Also the three cases: /* If the left segment does not extend beyond the start of the right segment the new segment length is that of the right plus the segment distance. */ if (tree_fits_uhwi_p (dr_a1->seg_len) && compare_tree_int (dr_a1->seg_len, diff) <= 0) { dr_a1->seg_len = size_binop (PLUS_EXPR, dr_a2->seg_len, size_int (diff)); do_remove = true; } /* Generally the new segment length is the maximum of the left segment size and the right segment size plus the distance. ??? We can also build tree MAX_EXPR here but it's not clear this is profitable. */ else if (tree_fits_uhwi_p (dr_a1->seg_len) && tree_fits_uhwi_p (dr_a2->seg_len)) { unsigned HOST_WIDE_INT seg_len_a1 = tree_to_uhwi (dr_a1->seg_len); unsigned HOST_WIDE_INT seg_len_a2 = tree_to_uhwi (dr_a2->seg_len); dr_a1->seg_len = size_int (MAX (seg_len_a1, diff + seg_len_a2)); do_remove = true; } /* Now we check if the following condition is satisfied: DIFF - SEGMENT_LENGTH_A < SEGMENT_LENGTH_B where DIFF = DR_A2_INIT - DR_A1_INIT. However, SEGMENT_LENGTH_A or SEGMENT_LENGTH_B may not be constant so we have to make a best estimation. We can get the minimum value of SEGMENT_LENGTH_B as a constant, represented by MIN_SEG_LEN_B, then either of the following two conditions can guarantee the one above: 1: DIFF <= MIN_SEG_LEN_B 2: DIFF - SEGMENT_LENGTH_A < MIN_SEG_LEN_B */ else { unsigned HOST_WIDE_INT min_seg_len_b = (tree_fits_uhwi_p (dr_b1->seg_len) ? tree_to_uhwi (dr_b1->seg_len) : factor); if (diff <= min_seg_len_b || (tree_fits_uhwi_p (dr_a1->seg_len) && diff - tree_to_uhwi (dr_a1->seg_len) < min_seg_len_b)) { dr_a1->seg_len = size_binop (PLUS_EXPR, dr_a2->seg_len, size_int (diff)); do_remove = true; } } Can be merged together. the merged dr_a1->seg_len is dr_a2->seg_len + diff, with an exception checking MAX (seg_len_a1, diff + seg_len_a2). Of course, negative step still needs to be handled.

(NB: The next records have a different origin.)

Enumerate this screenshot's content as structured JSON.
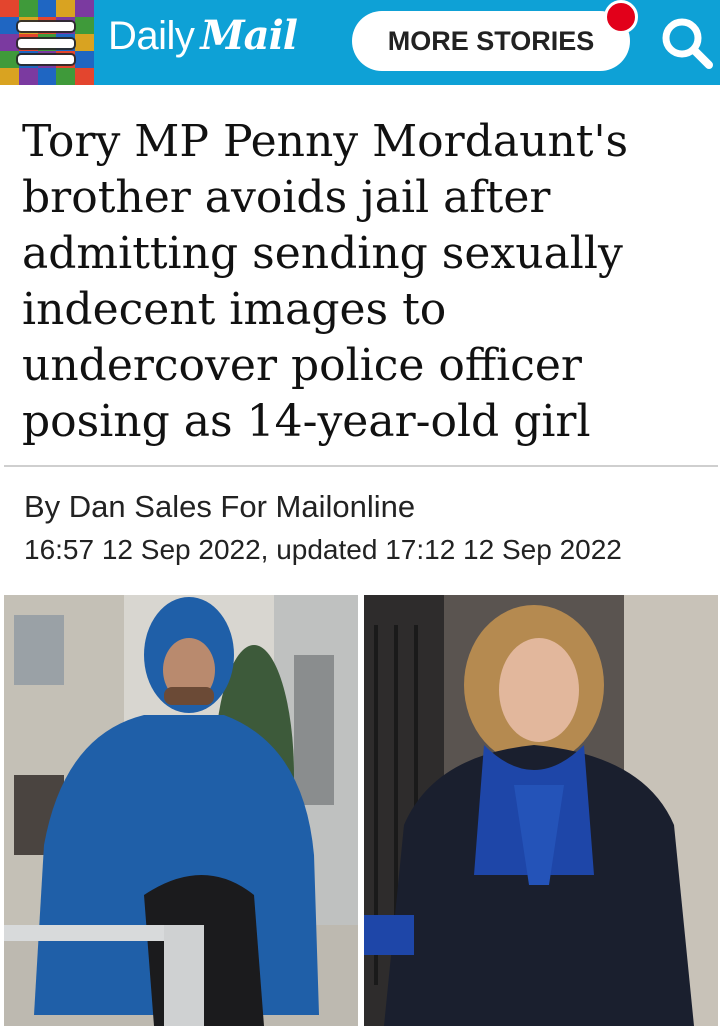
{
  "header": {
    "brand_light": "Daily",
    "brand_bold": "Mail",
    "more_stories_label": "MORE STORIES",
    "brand_color": "#0ea1d6",
    "notification_color": "#e2001a",
    "menu_icon": "hamburger-menu-icon",
    "search_icon": "search-icon"
  },
  "article": {
    "headline": "Tory MP Penny Mordaunt's brother avoids jail after admitting sending sexually indecent images to undercover police officer posing as 14-year-old girl",
    "byline": "By Dan Sales For Mailonline",
    "dateline": "16:57 12 Sep 2022, updated 17:12 12 Sep 2022"
  }
}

Author: amker Date: Fri May 26 14:18:26 2017 New Revision: 248512 URL: https://gcc.gnu.org/viewcvs?rev=248512&root=gcc&view=rev Log: PR tree-optimization/80815 * tree-data-ref.c (prune_runtime_alias_test_list): Simplify condition for merging runtime alias checks. Handle negative DR_STEPs. gcc/testsuite * gcc.dg/vect/pr80815-1.c: New test. * gcc.dg/vect/pr80815-2.c: New test. Added: trunk/gcc/testsuite/gcc.dg/vect/pr80815-1.c trunk/gcc/testsuite/gcc.dg/vect/pr80815-2.c Modified: trunk/gcc/ChangeLog trunk/gcc/testsuite/ChangeLog trunk/gcc/tree-data-ref.c
Created attachment 41456 [details] sparc-sun-solaris2.12 pr80815-3.c.156t.vect
(In reply to Rainer Orth from comment #6) > Created attachment 41456 [details] > sparc-sun-solaris2.12 pr80815-3.c.156t.vect Thanks for reporting, I will investigate it and disable on targets if it's not a general case. Thanks.
vect_perm added for the the test case. It should be bypassed now on sparc-sun-solaris2.12?
Fixed.